Piero Campelli, gioventù al potere

È risultato per più di cent’anni il più giovane portiere ad aver esordito nella nazionale italiana (record battuto solo nel 2016 da Gianluigi Donnarumma), ed è tuttora il più giovane estremo difensore che abbia indossato la maglia dell’Inter.

Una biografia degli anni Quaranta lo descrive «massiccio, atletico, biondo», in omaggio al mito che tende a ingigantire le fattezze, non ancora imprigionate dall’occhio spietato della televisione. Se infatti nella realtà Campelli risultava piuttosto piccolo e sodo, un gigante tuttavia appariva tra i pali, grazie all’agilità felina e al colpo d’occhio, capaci di solleticare la fantasia di tifosi e cronisti dell’epoca. Dedicava una cura maniacale alla preparazione fisica, amava in particolare l’atletica leggera e proprio nel quotidiano servizio alle più svariate discipline si annidava il segreto della sua costante forma.

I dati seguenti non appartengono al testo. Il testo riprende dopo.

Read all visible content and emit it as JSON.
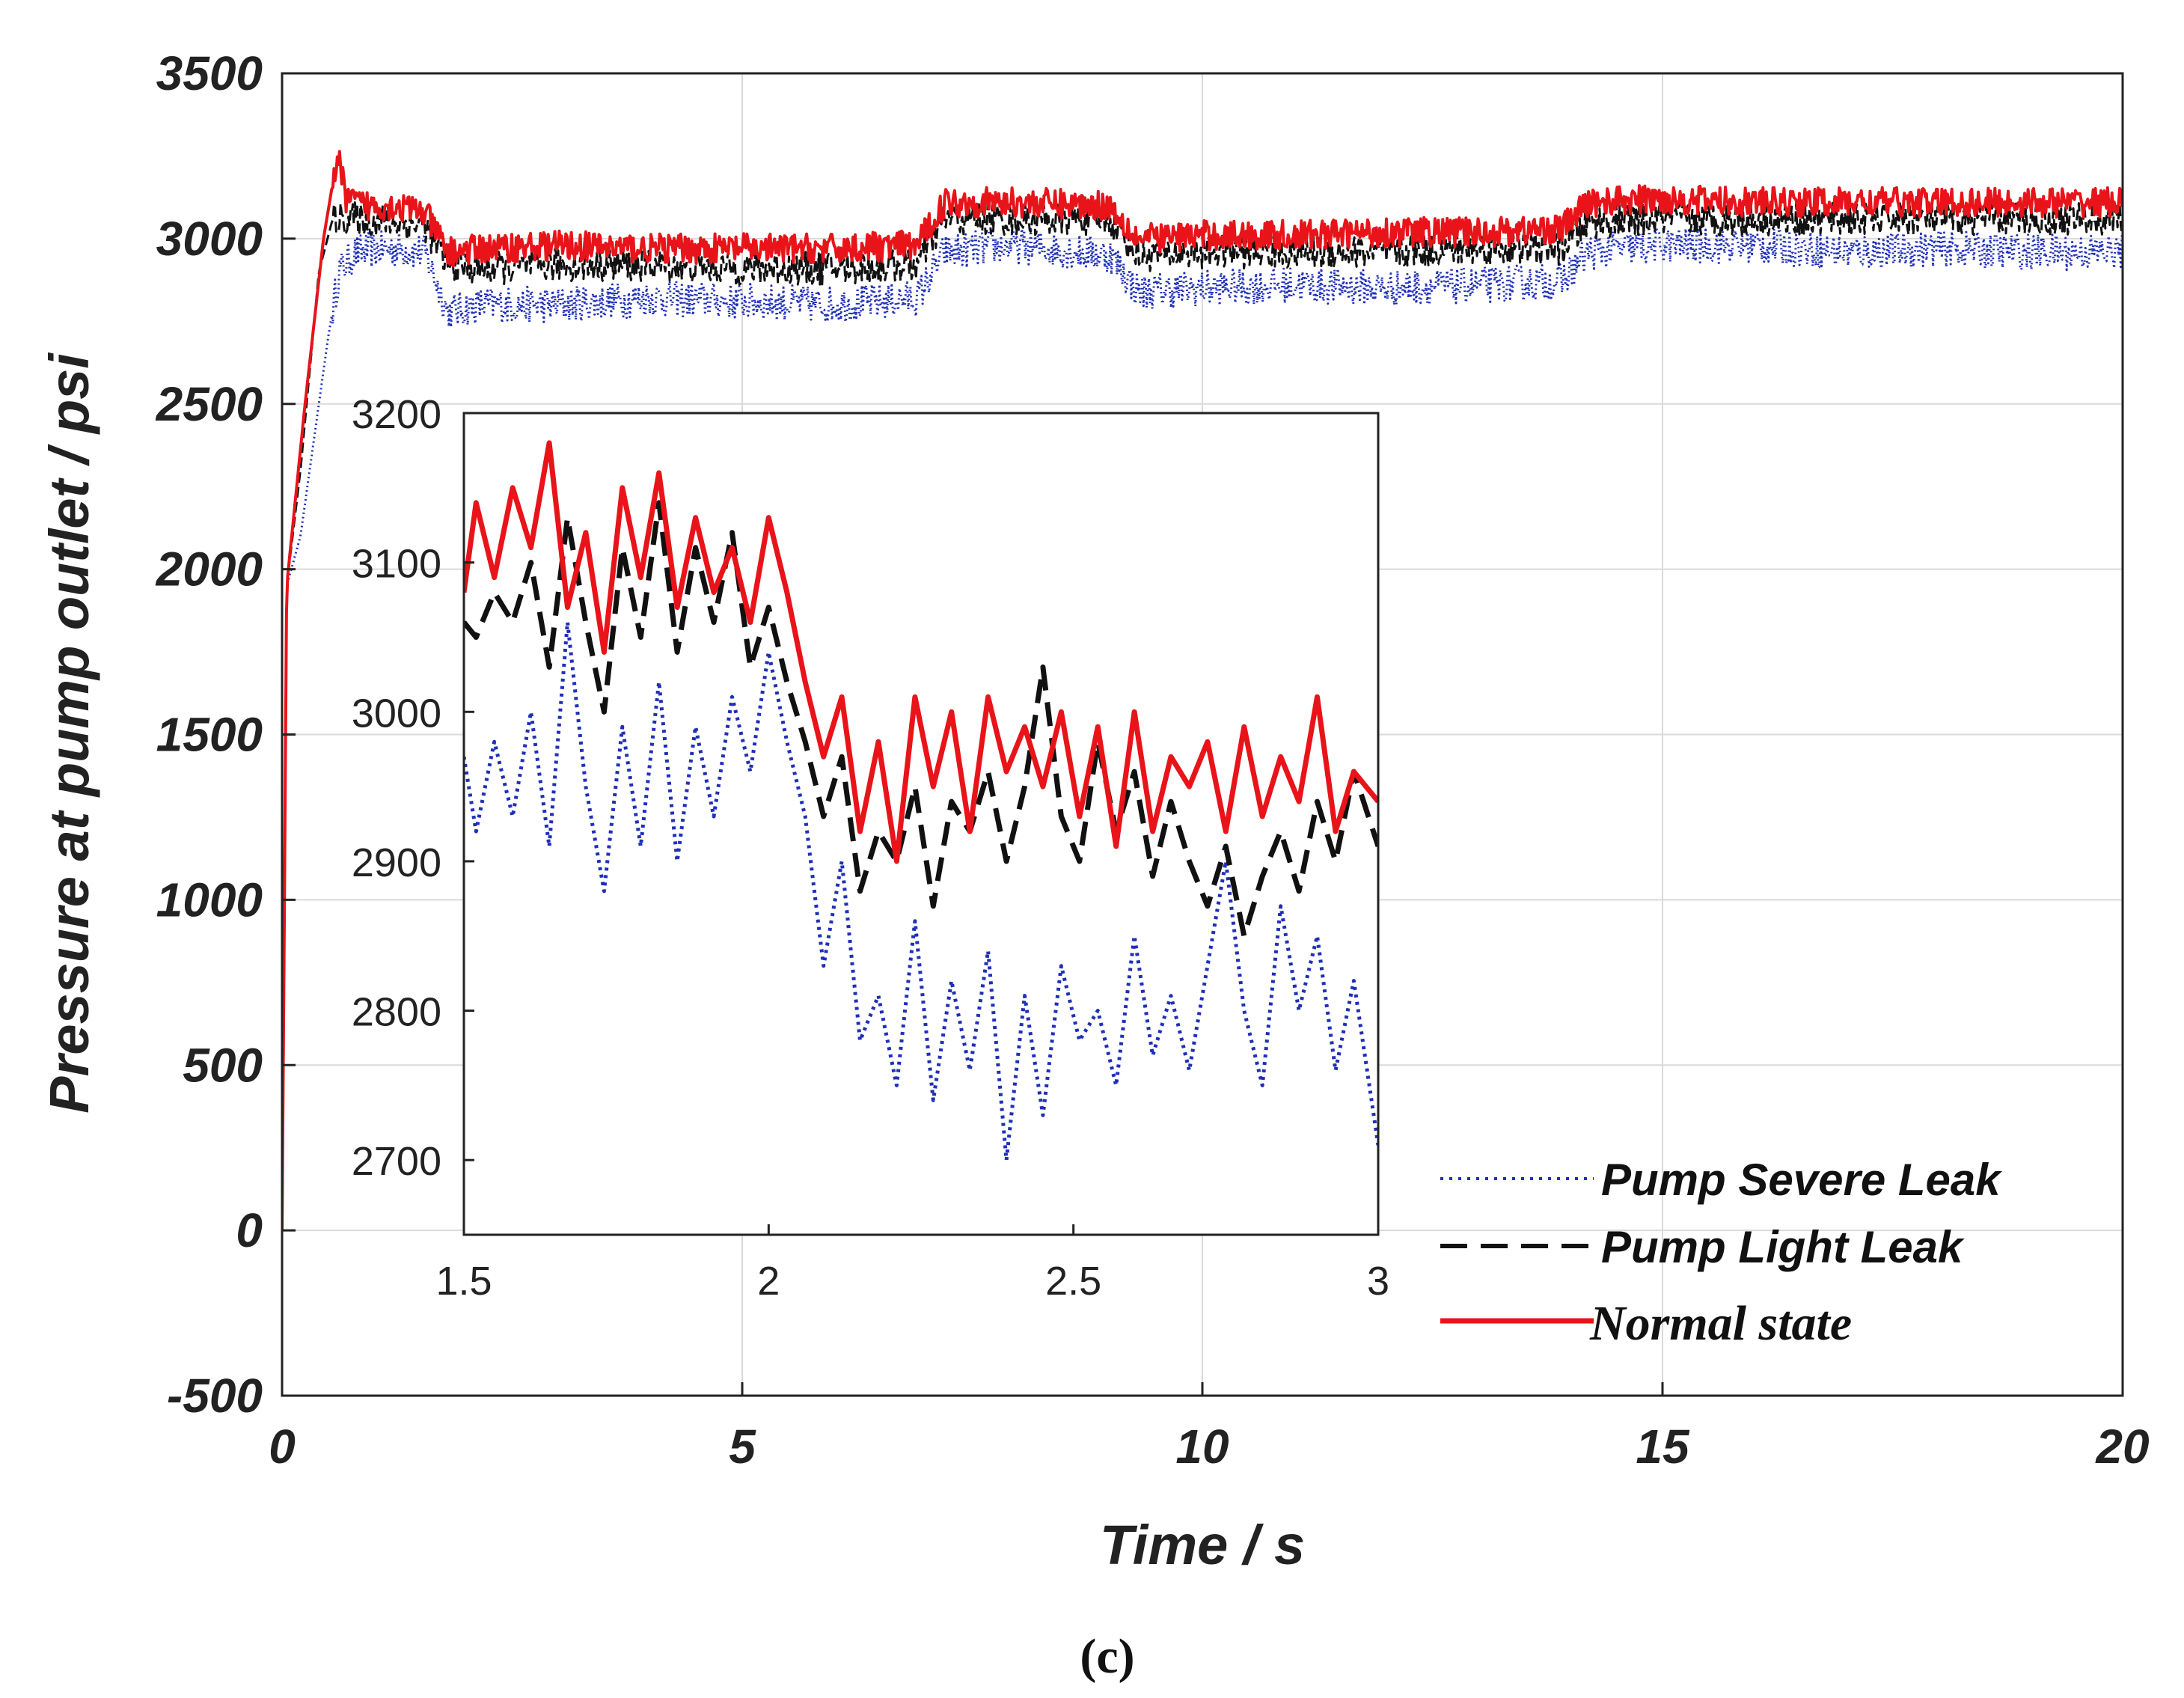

Nato nel 1893, ad appena 17 anni prese il posto dello svizzero Multar tra i pali dell’Inter. Agile e coraggioso, vinse subito lo scudetto, nella finale del 24 aprile 1910, in cui l’Internazionale, imponendosi ai ragazzini della Pro Vercelli, si iscriveva nell’albo d’oro del massimo campionato appena due anni dopo aver visto la luce.

Come in Nazionale prese a declinare la stella del milanese De Simoni, fu logico pensare a Campelli come al più degno successore. Dopo lo sfortunato esordio di Faroppa contro la Francia, Vittorio Pozzo, assunte le redini della Nazionale per le Olimpiadi di Stoccolma, convocò senz’altro il portiere nerazzurro, che esordì il 29 giugno contro la Finlandia (vincente per 3-2) e mantenne il posto per un anno, ben figurando nonostante il ruolino quasi disastroso dei risultati.

Il suo rapporto con la Nazionale si interruppe nella primavera dei 1913, ma Campelli era di scorza dura. Diplomatosi ragioniere, partecipava alla Prima guerra mondiale come ufficiale dei bersaglieri, per riprendere con inalterata sicurezza il proprio posto tra i pali nerazzurri una volta assopitosi il mostro bellico.

Gli anni migliori dovevano ancora arrivare. Il nasone di Campelli, gioia dei caricaturisti dell’epoca, pilotò l’Internazionale alla conquista del secondo titolo tricolore, nel campionato del 1920 che segnò la ripresa dell’attività. Conseguente fu il ritorno in Nazionale. Ancora una volta, furono le Olimpiadi a offrire a Campelli la ribalta, mandato in campo nel torneo per il secondo e terzo posto (la Cecoslovacchia aveva perso la finale col Belgio per abbandono).

Quasi un anno dopo, il 5 maggio 1921, l’Italia fece ritorno ad Anversa per affrontare in amichevole i campioni olimpici e qui Campelli si ritagliò un pomeriggio di gloria. Racconta una cronaca dell’epoca:

«Gli azzurri, chiuso sullo 0-1 il primo tempo, subivano un altro punto suppergiù al quarto d’ora della ripresa, ed allora una parte del pubblico prese a dileggiarli, con l’offensivo grido di “macaronis”. Non ci voleva altro per ridestarne le energie, col risultato che a dieci minuti dalla fine il pareggio era raggiunto da Migliavacca e Forlivesi. Ma proprio verso lo scadere del tempo l’arbitro francese Gérardin decretava un calcio di rigore per un innocuo fallo di mano di Rosetta, che era in coppia con De Vecchi: ebbene, Campelli compiva la prodezza di pararlo, e sulla sua respinta si articolava razione Reynaudi-Cevenini che produceva la rete di Pio Ferraris, cioè la nostra vittoria a un minuto dalla fine».

Rievocando quella splendida stagione, il grande Pierino qualche anno dopo ricordava come in premio per l’ottimo ruolino di marcia (tre vittorie e un pareggio), la Federazione avesse fatto dono ai nazionali di un bel porta-sigarette d’argento del valore di 45 lire (circa 25 euro di oggi!). Chiuse ad Amsterdam, tre giorni dopo: era la sua undicesima e ultima presenza.

Con l’Inter giocò ancora invece fino al 1925. Aveva 32 anni e preferì abbandonare. Morì nel giugno del 1946, a 53 anni, al Policlinico di Milano, in seguito a una crisi cardiaca, l’ennesimo capitolo di una malattia di cuore che da tempo lo tormentava.